Center for the Improvement of Teacher Education and Schooling, Outer Support, Inner Peace, Yoga and Wellness Centers Build Resilience in Students

Young girls doing yoga
Photo from Getty Images: Serrnovik

Adolescent mental health is in crisis, with some studies finding that more than 30 percent of teenagers struggle with anxiety. Providing in-school yoga and wellness centers for high school students could help boost teenage mental health, according to two projects described by Paul Caldarella, McKay School counseling psychology and special education professor, and others who presented at the Teacher Educators for Children with Behavior Disorders conference.

While research into yoga as a mental health benefit is in its infancy, early signs are encouraging, according to the review of 22 studies Caldarella conducted with Saanya Rajesh Lulla. The studies found that yoga showed physical, social, academic, and mental-health benefits, including for at-risk students and those struggling with mental health.

“School-based yoga requires minimal time, effort, and financial resources,” the authors wrote. “Given the encouraging results in past studies and the positive impact on adolescents evident in the literature so far, we encourage long-term implementation and evaluation of high school yoga.”

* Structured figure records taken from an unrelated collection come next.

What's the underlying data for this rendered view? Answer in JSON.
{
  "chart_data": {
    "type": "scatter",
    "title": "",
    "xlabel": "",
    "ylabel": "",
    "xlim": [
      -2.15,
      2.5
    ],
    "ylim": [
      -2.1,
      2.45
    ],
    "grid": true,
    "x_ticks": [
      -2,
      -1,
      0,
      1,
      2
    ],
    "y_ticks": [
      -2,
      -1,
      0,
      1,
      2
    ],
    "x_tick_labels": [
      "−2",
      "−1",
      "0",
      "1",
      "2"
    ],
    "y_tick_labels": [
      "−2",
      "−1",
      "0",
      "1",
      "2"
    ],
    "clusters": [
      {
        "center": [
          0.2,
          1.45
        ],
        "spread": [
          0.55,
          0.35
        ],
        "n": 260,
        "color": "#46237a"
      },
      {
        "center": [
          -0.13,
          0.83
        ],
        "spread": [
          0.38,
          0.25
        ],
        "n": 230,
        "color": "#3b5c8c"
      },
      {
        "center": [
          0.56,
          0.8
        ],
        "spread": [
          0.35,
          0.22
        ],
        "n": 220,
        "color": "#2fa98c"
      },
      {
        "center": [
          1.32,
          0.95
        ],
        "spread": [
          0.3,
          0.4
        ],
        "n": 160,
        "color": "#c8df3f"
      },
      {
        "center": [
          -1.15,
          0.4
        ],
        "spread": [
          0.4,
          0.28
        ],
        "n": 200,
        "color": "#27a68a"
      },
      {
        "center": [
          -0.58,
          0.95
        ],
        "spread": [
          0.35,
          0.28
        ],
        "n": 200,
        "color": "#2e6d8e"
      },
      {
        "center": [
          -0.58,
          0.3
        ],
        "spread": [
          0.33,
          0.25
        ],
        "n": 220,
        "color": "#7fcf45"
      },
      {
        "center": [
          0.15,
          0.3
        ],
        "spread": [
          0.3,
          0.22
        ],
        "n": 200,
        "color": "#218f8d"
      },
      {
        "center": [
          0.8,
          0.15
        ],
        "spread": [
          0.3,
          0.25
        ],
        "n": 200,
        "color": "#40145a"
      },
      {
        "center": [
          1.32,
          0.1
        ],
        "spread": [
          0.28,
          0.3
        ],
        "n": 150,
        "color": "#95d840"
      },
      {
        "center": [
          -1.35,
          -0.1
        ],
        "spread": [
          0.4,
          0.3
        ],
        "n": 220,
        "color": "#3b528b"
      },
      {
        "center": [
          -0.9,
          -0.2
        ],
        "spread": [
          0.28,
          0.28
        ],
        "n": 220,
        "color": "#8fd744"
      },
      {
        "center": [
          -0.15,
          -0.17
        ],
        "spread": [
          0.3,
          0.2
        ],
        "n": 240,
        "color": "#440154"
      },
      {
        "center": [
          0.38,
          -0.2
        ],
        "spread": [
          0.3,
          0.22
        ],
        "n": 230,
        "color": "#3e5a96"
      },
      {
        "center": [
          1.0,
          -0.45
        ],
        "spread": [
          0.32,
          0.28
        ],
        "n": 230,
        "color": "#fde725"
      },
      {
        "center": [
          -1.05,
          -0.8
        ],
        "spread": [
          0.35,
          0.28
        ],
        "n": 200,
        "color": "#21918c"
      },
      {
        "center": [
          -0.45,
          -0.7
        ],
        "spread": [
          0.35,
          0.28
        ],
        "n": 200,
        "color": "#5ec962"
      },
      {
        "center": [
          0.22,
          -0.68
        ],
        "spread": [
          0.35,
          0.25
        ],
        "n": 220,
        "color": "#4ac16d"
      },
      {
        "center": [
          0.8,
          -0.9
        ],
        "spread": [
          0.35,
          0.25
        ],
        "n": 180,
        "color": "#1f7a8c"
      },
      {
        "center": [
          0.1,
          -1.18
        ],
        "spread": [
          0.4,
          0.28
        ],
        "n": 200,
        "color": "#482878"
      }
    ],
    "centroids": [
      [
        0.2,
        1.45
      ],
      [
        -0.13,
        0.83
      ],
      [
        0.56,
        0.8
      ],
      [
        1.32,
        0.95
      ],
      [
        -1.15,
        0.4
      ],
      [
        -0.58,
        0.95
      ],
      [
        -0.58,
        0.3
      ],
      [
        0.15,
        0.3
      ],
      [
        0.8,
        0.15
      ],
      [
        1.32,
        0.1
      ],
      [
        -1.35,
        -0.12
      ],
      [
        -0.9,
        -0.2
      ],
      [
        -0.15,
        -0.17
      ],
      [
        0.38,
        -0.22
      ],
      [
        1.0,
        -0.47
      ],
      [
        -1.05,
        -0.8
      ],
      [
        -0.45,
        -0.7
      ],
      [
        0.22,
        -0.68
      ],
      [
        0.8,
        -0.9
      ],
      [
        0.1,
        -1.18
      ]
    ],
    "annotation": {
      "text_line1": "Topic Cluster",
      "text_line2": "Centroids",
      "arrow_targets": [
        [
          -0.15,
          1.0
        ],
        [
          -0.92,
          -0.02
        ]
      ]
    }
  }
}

Additionally, in a first-of-its-kind exploratory study of the wellness center at Utah’s Westlake High School, presenters Malka Moya, Caldarella, Jennifer Bitton, and Paul Feyereisen found that wellness centers help students calm down, decrease stress, relieve anxiety, relax, and address school pressures.

“Results were generally positive across student, staff, and parent perspectives,” the presenters noted. “Female, genderqueer, Asian, and Black students perceived the wellness center as more beneficial [than White male students]. . . . We encourage additional studies to further strengthen the literature on this topic.”